Wednesday, December 14, 2005

READER RESPONSE -- So who really is delusional?

Posted by Craig Westover | 10:14 AM |  

In a quick response to my column in today's Pioneer Press, comes this season's greeting --

After teaching a couple years long ago and having two boys in public schools here in St. Paul, I know the problem with falling scores, parents. Yes, for every one parent actively involved with their child’s education there are ten that are not. It is easy for a parent to show up at one meeting and complain, it is hard sitting down every night to see what your child is doing in school. It is hard to turn the TV, Gameboy or whatever off and make your child do the homework or read a book.

A teacher in middle school on up has your child for maybe fifty minutes along with 30-40 other children a day, do the math for how much attention can be given to any one student. I found in a discussion about education with my colleagues at work that the voucher proponents spent less time with their children than the public school proponents. So long as parents rant and rave about their "schools" and fail to even moderately follow their children’s DAILY progress schools will do poorly. Parents are responsible for seeing their children do their work and they have a responsibility to the community's children to financially support our schools.

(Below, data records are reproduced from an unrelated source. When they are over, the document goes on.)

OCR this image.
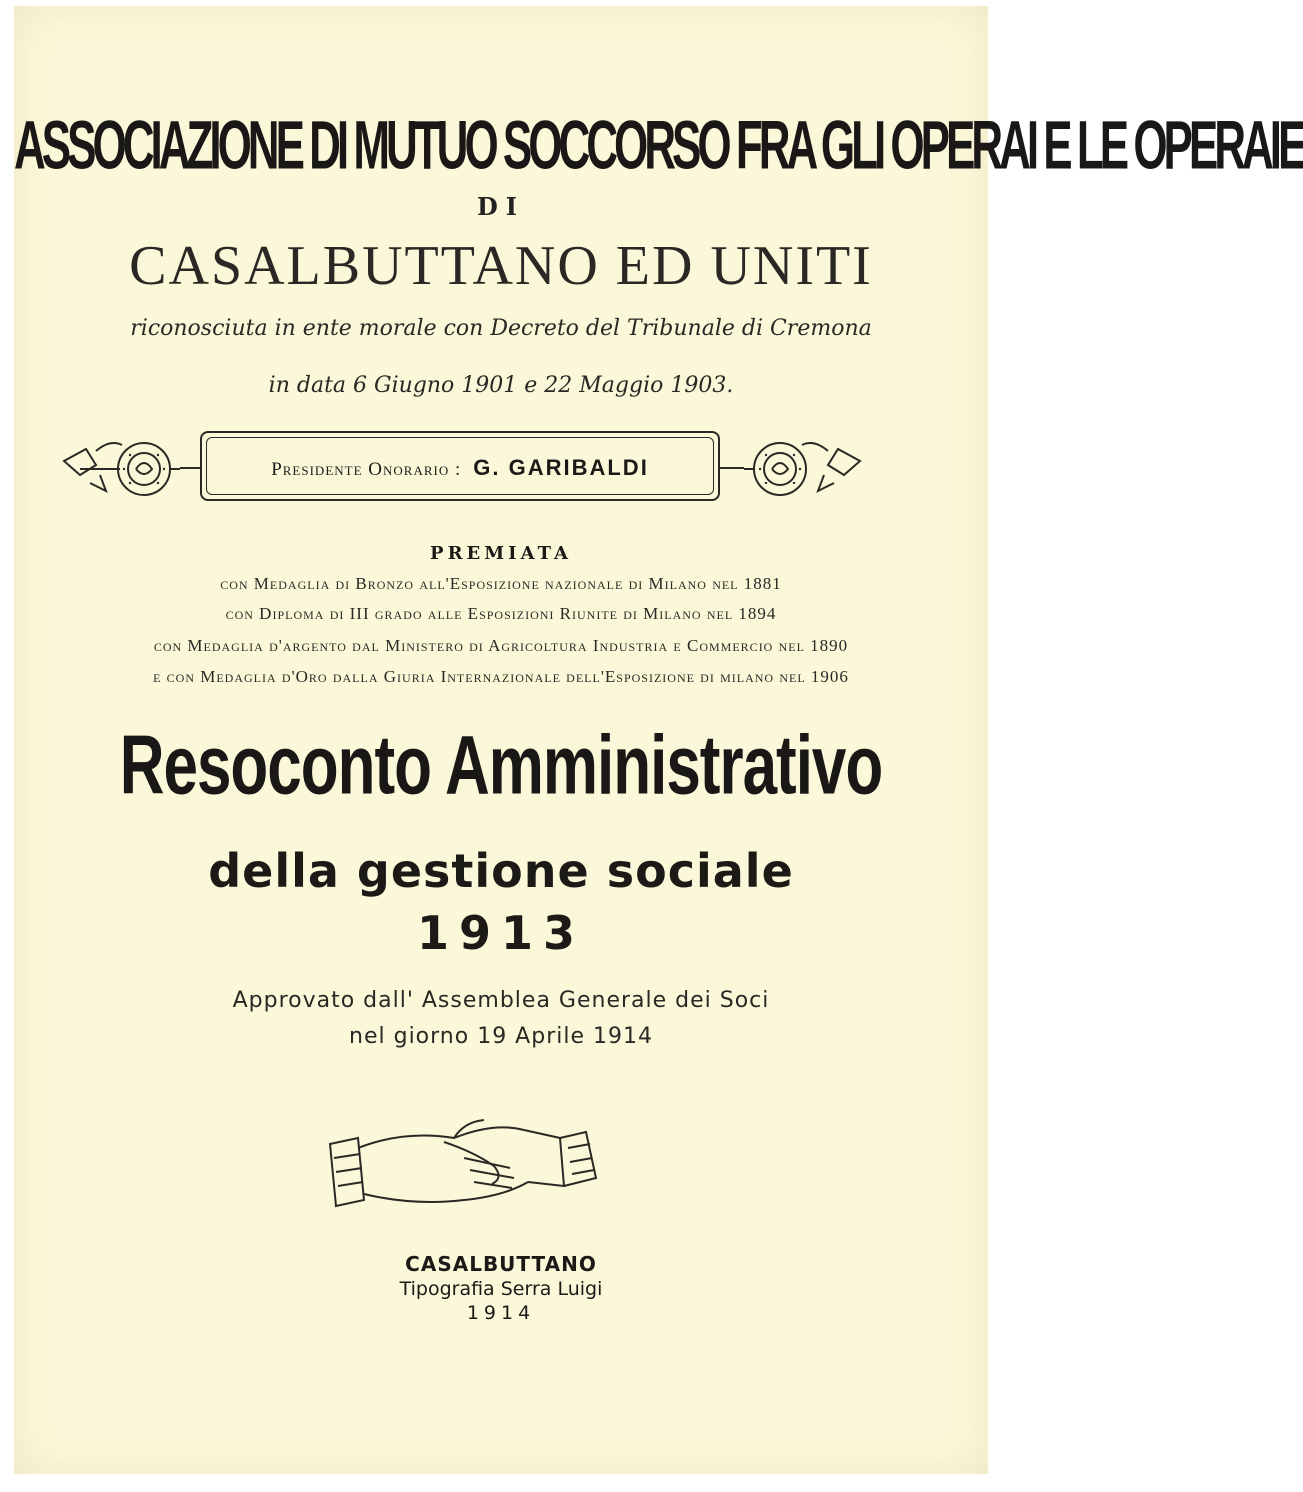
ASSOCIAZIONE DI MUTUO SOCCORSO FRA GLI OPERAI E LE OPERAIE
DI
CASALBUTTANO ED UNITI
riconosciuta in ente morale con Decreto del Tribunale di Cremona
in data 6 Giugno 1901 e 22 Maggio 1903.
Presidente Onorario : G. GARIBALDI
PREMIATA
con Medaglia di Bronzo all'Esposizione nazionale di Milano nel 1881
con Diploma di III grado alle Esposizioni Riunite di Milano nel 1894
con Medaglia d'argento dal Ministero di Agricoltura Industria e Commercio nel 1890
e con Medaglia d'Oro dalla Giuria Internazionale dell'Esposizione di milano nel 1906
Resoconto Amministrativo
della gestione sociale
1913
Approvato dall' Assemblea Generale dei Soci
nel giorno 19 Aprile 1914
CASALBUTTANO
Tipografia Serra Luigi
1914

Also wake up and smell the coffee, it is easy for a family making $100,000 to be involved but by a large margin they are not involved, so how does a family of long hours and modest means have the luxury of time and money? Social and economic ills effect education despite the belief by the public school bashers, but the same bashers are most likely clueless to their own children’s education because they care more about their money than they truly do about their children's education. So who really is delusional?
My response --

What you seem to saying is that because parents aren't involved in their children's education, public schools face a hopeless situation. Social and economic ills make it impossible for schools to do their jobs.

Although your contention flies in the face of numerous studies that have identified excellent schools -- both private and public -- that do improve performance of students in some of the most economically deprived districts in the country (how do they manage to do it?), I’ll accept for the sake of argument that everything you say is true. My question is then -- why should we continue to sink millions of tax dollars into a system that you are admitting cannot do the job?

Why have programs like Q-Comp if more effective teachers won’t make any difference given poor parenting and social and economic ills? Why, if your defeatist attitude (which I have yet to see in any private school I’ve visited) is the prevalent public education attitude, wouldn’t a system that really cared about kids support vouchers and allow families to search out better educational opportunities for their children? Why trap families that are interested in their children’s education in a system that can’t educate them?

As noted before, why can some schools make it work in conditions far worse than average while others can only place blame on parents, economics and social ills as the reason they don’t succeed?